オーバーサイズのTシャツに、タイトなクラッシュデニム。普段あまりしないような、ラフなファッションだ。
「いいね、じゃあこれ全部買おう。」
「はい?!」
「すいませーん。」
「ちょ、桃瀬さん!」
俺が呼び止めるのも無視して桃瀬さんは店員さんを呼び、「このまま着ていくからタグ切ってください。」とか勝手に言っている。
「ちょっと、何なんですかほんとにっ。」
店員さんにタグを切られながら抗議するけど、桃瀬さんは「いいじゃん似合ってたんだから。」と言うだけだ。
「買ってあげるから気にしないで。」
「そういう事じゃなくて!何で着替えさせられてるんですか、俺!」
「名木ちゃんがスーツのまんまで病院来るから悪いんじゃん。」
それだけ言って、さっさと支払いしに行ってしまう。
俺は困惑したまま、両手に着ていたスーツを持って桃瀬さんの後を追いかけた。
都内の服屋をあとにし、電車に乗せられたかと思ったら着いたのは平日で閑散とした遊園地。
「…って、何で遊園地なんですか?!」
「一回来てみたかったんだよね。」
桃瀬さんは駅のロッカーに俺のスーツを丁寧に畳んで仕舞うと、しわになっちゃうかなあ、と呟きながら鍵を閉めた。
「さー!行こう!」
「桃瀬さん、病院戻りましょうって…!」
「ここまで来て何言ってるのさ。」
「だって、体が…!」
桃瀬さんはポケットから折りたたんだ一枚の紙きれを取り出し、広げて俺の眼前に突き出す。
「外出許可は取ったよ。」
「それはさっき見ましたけど!一体どうやって許可取ったんですか?!」
「世良にお願いしたら書いてくれた。」
「うそでしょ…」
こういうのを職権濫用と言うんじゃないのか。
「まあいいじゃん、今くらい現実忘れて楽しもうよ。せっかく『駆け落ち』したんだからさ。」
桃瀬さんは楽しそうに笑って、何乗ろうかなあ、とパンフレットを広げ始めた。
最初はメリーゴーランドなんて大人しいものに乗ったのに、次の瞬間にはコーヒーカップに乗せられ、無理やり勢いよく回されて目が回った。
「名木ちゃん、三半規管弱いなあ。」
「桃瀬さんがおかしいんですよっ…!」
眩暈をこらえながらふらふらとついて歩いていると、あ、と桃瀬さんが指をさしたのは巨大な観覧車。
「観覧車乗ろ。」
「…はい…。」
もう何も言う気が起きずにただ頷いてついて行く。
「もうこれで最後かなー。だいぶ暗くなってきちゃったね。」
「そうですね…。」
向かい合って座ると、ゆっくりとゴンドラが上昇していく。
「頂上着くくらいには、真っ暗かなあ。夜景、綺麗に見えたらロマンチックだね。」
言われて下を見る。まだ地上が近いけれど、ちらほら街中に明かりが灯っていく様子が見えた。
「桃瀬さん、具合悪くないですか?」
心配になって聞くけど、桃瀬さんは苦笑して「何ともないって。」と言うだけだった。
「心配性だなあ、名木ちゃん。」
「心配するにきまってるじゃないですか。俺、桃瀬さんの病気の事よく知らないし…っ。」
世良さんに桃瀬さんの病状について聞いてみたけれど、家族でもないのに勝手に話せない、とすげなくあしらわれてしまった。

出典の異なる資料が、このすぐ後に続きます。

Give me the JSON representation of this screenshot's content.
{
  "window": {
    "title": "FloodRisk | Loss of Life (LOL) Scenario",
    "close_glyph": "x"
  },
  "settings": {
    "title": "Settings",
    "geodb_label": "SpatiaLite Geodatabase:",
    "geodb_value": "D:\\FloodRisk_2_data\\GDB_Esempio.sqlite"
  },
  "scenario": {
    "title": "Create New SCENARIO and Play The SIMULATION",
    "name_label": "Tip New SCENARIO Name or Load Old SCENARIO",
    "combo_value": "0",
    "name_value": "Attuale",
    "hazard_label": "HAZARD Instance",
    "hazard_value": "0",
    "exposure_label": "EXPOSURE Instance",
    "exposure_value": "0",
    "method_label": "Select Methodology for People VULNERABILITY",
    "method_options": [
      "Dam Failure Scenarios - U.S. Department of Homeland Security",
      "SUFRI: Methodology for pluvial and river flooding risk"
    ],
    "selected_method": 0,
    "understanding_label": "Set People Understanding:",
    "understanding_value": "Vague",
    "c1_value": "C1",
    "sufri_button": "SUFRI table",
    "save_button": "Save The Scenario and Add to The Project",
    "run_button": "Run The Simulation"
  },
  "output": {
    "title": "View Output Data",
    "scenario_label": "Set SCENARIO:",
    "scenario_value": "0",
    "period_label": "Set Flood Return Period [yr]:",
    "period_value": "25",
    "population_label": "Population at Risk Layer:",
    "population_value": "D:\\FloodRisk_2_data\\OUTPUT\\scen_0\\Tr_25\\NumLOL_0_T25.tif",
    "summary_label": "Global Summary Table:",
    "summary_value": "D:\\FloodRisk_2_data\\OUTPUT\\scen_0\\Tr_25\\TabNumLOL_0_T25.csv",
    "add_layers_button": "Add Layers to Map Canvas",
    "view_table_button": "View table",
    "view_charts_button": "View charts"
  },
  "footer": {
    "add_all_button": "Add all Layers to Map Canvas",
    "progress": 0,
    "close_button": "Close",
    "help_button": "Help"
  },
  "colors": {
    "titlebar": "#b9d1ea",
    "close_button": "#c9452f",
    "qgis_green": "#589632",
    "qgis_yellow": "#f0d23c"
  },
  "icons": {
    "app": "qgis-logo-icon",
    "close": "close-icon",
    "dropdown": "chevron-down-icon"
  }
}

「…病気の事だけじゃなくて、俺…桃瀬さんのこと何も知らない…。」
「俺だって名木ちゃんの事ほとんど知らないよ?」
そう言うと、桃瀬さんは指を折って数え始めた。
「知ってる事って言ったら背が高い事でしょ、前髪はいつも左から流してる事でしょ。あとは裕斗と同じ会社に勤めてる事と、お酒に弱い事。」
それと、と言って、最後の小指をゆっくり内側に折る。
「俺の作る、キャラメルラテが好き。」
伏し目がちだった顔を上げて俺を見ると、「ね。俺だってこれくらいしか知らない。」と笑ってみせる。
「名木ちゃんは、俺の事どれくらい知ってる?」
言われて考えるけれど、本当に何も思い浮かばない。
「…手が小さくて、髪が桜色で綺麗で。コーヒー飲めないくせにバリスタしてて…心臓が、悪い。」
あとは知りません、と俯きがちに言うと、「そっかあ、じゃあ何から話そうかな。」と言いながら桃瀬さんは外を見た。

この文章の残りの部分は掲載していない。